Members of the RSPB Scotland nature reserve found the pieces of broken spearheads and swords at a dig site on the Isle of Coll. Experts believe these weapons date back to around 3,000 years ago.

Jill Harden, an archaeologist from RSPB Scotland, explained that the weapons were most likely broken and thrown into one of the local lochs as part of an ancient religious ceremony.

"This is the first discovery of this size from Argyll for many years," Harden said.

"The items were recovered from what had once been a freshwater loch - it seems that they had been purposely broken and cast into the waters as part of a ceremony, most likely as offerings or gifts to the gods or goddesses of the time."

Harden pointed out that bronze swords were reportedly discovered on the Isle of Coll while workers were conducting drainage works in the area in the 19th century.
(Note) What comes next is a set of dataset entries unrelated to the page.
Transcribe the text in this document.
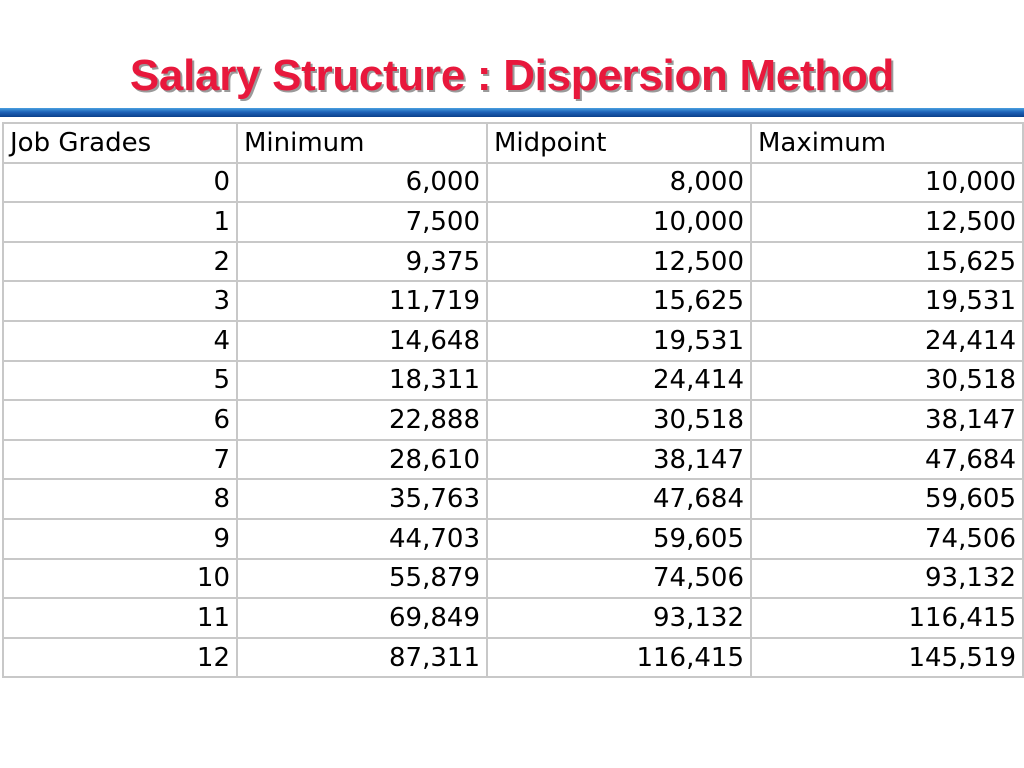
Salary Structure : Dispersion Method
Job Grades	Minimum	Midpoint	Maximum
0	6,000	8,000	10,000
1	7,500	10,000	12,500
2	9,375	12,500	15,625
3	11,719	15,625	19,531
4	14,648	19,531	24,414
5	18,311	24,414	30,518
6	22,888	30,518	38,147
7	28,610	38,147	47,684
8	35,763	47,684	59,605
9	44,703	59,605	74,506
10	55,879	74,506	93,132
11	69,849	93,132	116,415
12	87,311	116,415	145,519
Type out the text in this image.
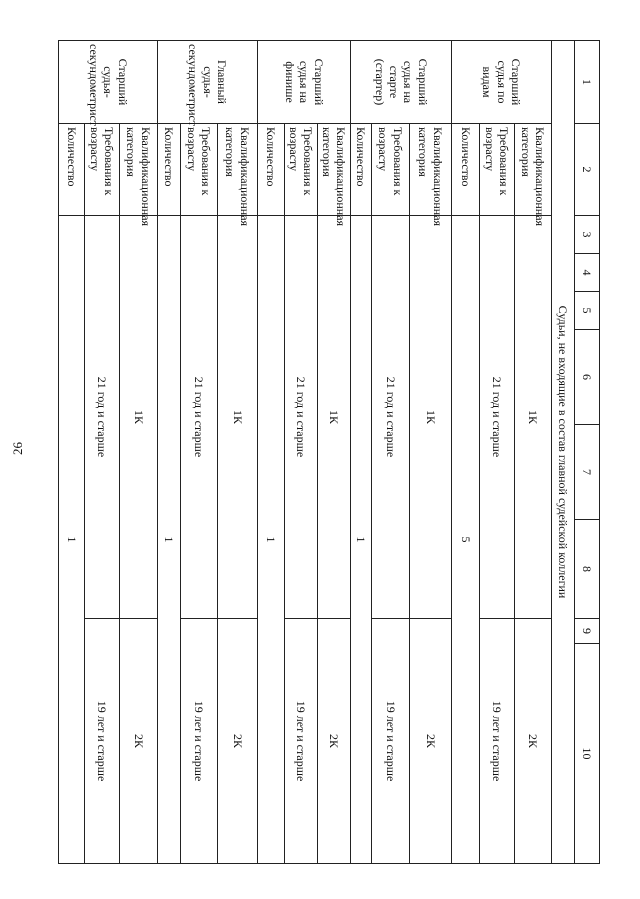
26
1	2	3	4	5	6	7	8	9	10
Судьи, не входящие в состав главной судейской коллегии									
Старший судья по видам	Квалификационная категория	1К						2К	
	Требования к возрасту	21 год и старше						19 лет и старше	
	Количество	5							
Старший судья на старте (стартер)	Квалификационная категория	1К						2К	
	Требования к возрасту	21 год и старше						19 лет и старше	
	Количество	1							
Старший судья на финише	Квалификационная категория	1К						2К	
	Требования к возрасту	21 год и старше						19 лет и старше	
	Количество	1							
Главный судья-секундометрист	Квалификационная категория	1К						2К	
	Требования к возрасту	21 год и старше						19 лет и старше	
	Количество	1							
Старший судья-секундометрист	Квалификационная категория	1К						2К	
	Требования к возрасту	21 год и старше						19 лет и старше	
	Количество	1							
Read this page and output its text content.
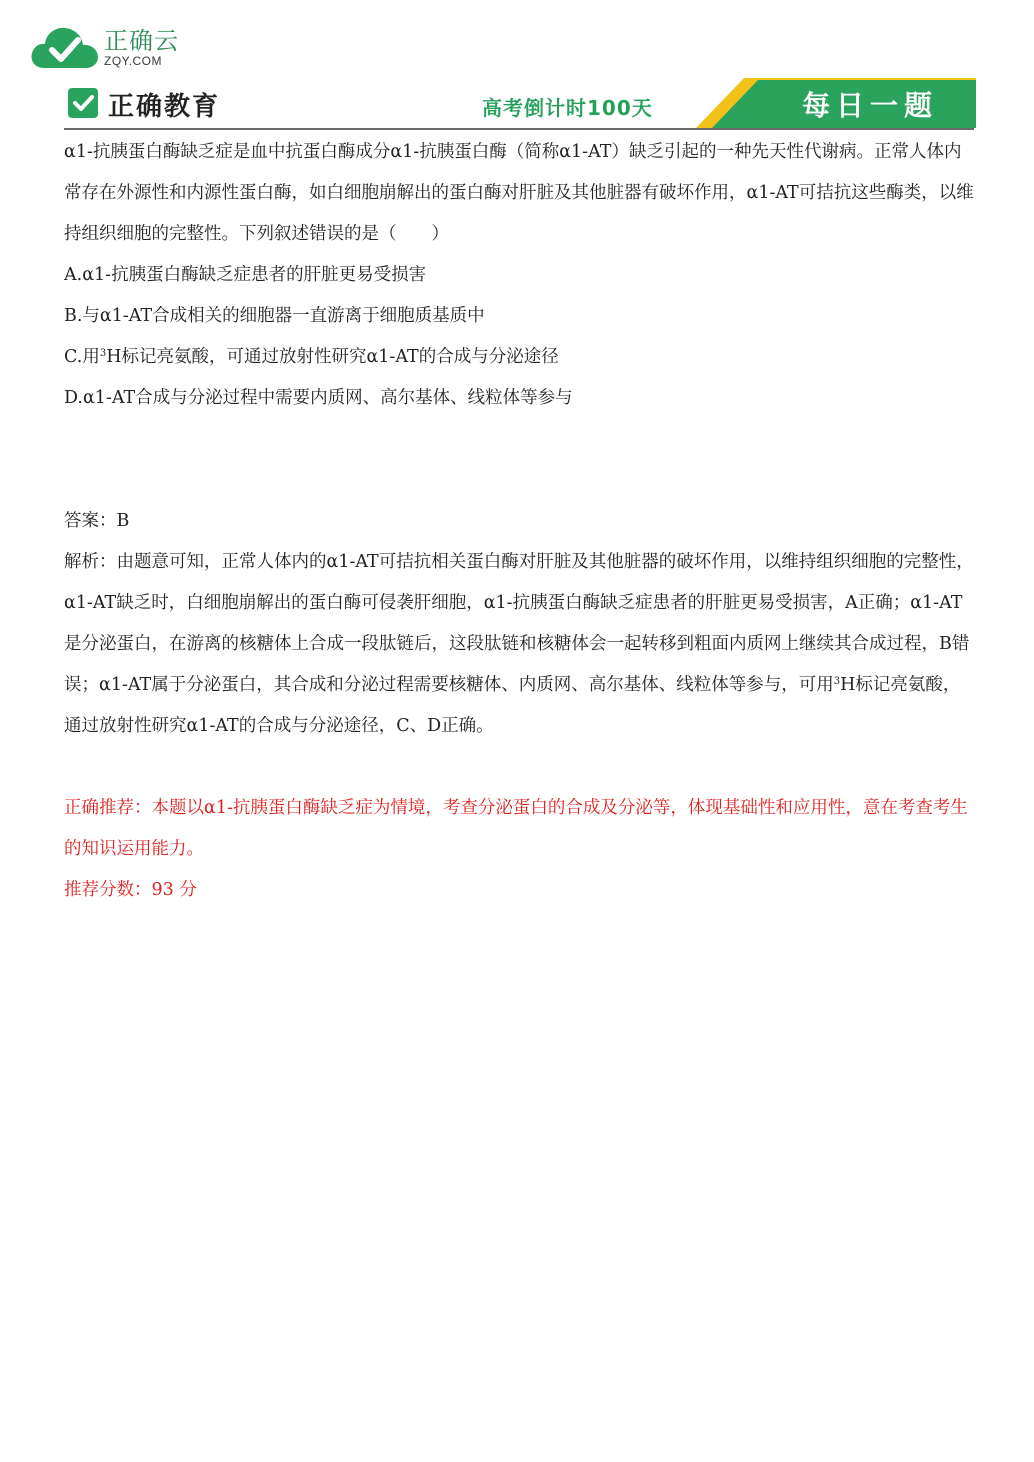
正确云
ZQY.COM
正确教育	高考倒计时100天	每日一题

α1-抗胰蛋白酶缺乏症是血中抗蛋白酶成分α1-抗胰蛋白酶（简称α1-AT）缺乏引起的一种先天性代谢病。正常人体内常存在外源性和内源性蛋白酶，如白细胞崩解出的蛋白酶对肝脏及其他脏器有破坏作用，α1-AT可拮抗这些酶类，以维持组织细胞的完整性。下列叙述错误的是（　　）

A.α1-抗胰蛋白酶缺乏症患者的肝脏更易受损害

B.与α1-AT合成相关的细胞器一直游离于细胞质基质中

C.用$^3$H标记亮氨酸，可通过放射性研究α1-AT的合成与分泌途径

D.α1-AT合成与分泌过程中需要内质网、高尔基体、线粒体等参与

答案：B

解析：由题意可知，正常人体内的α1-AT可拮抗相关蛋白酶对肝脏及其他脏器的破坏作用，以维持组织细胞的完整性，α1-AT缺乏时，白细胞崩解出的蛋白酶可侵袭肝细胞，α1-抗胰蛋白酶缺乏症患者的肝脏更易受损害，A正确；α1-AT是分泌蛋白，在游离的核糖体上合成一段肽链后，这段肽链和核糖体会一起转移到粗面内质网上继续其合成过程，B错误；α1-AT属于分泌蛋白，其合成和分泌过程需要核糖体、内质网、高尔基体、线粒体等参与，可用$^3$H标记亮氨酸，通过放射性研究α1-AT的合成与分泌途径，C、D正确。

正确推荐：本题以α1-抗胰蛋白酶缺乏症为情境，考查分泌蛋白的合成及分泌等，体现基础性和应用性，意在考查考生的知识运用能力。

推荐分数：93 分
However, the whereabouts of these ancient weapons remain unknown today.

Officials from the Treasure Trove Unit together with the National Museums Scotland and the RSPB Scotland nature reserve directed the investigation on the archaeological find.

Twelve of the newly discovered bronze weapon pieces have been transferred to the Kilmartin Museum located in Argyll. Several other local museums were allowed to apply to obtain the weapons but the Treasure Trove Unit ultimately chose to hand the weapons over to the Kilmartin Museum for conservation and care.

Trevor Cowie, a representative from the Scottish history and archaeology department of the National Museums Scotland said that while a considerable number of artifacts from this era have been found in Scotland's western region in the past, there is little information about the exact locations they were discovered.

Cowie added that the development of archaeological techniques since the discoveries were first made during the 19th century provides them with a great opportunity to uncover many unsolved mysteries regarding the lives of people on the Isle of Coll some 3,000 years in the past.

The ancient weapons are available for public viewing at the An Cridhe community center on Coll from Thursday, Oct. 15, to Friday, Oct. 16.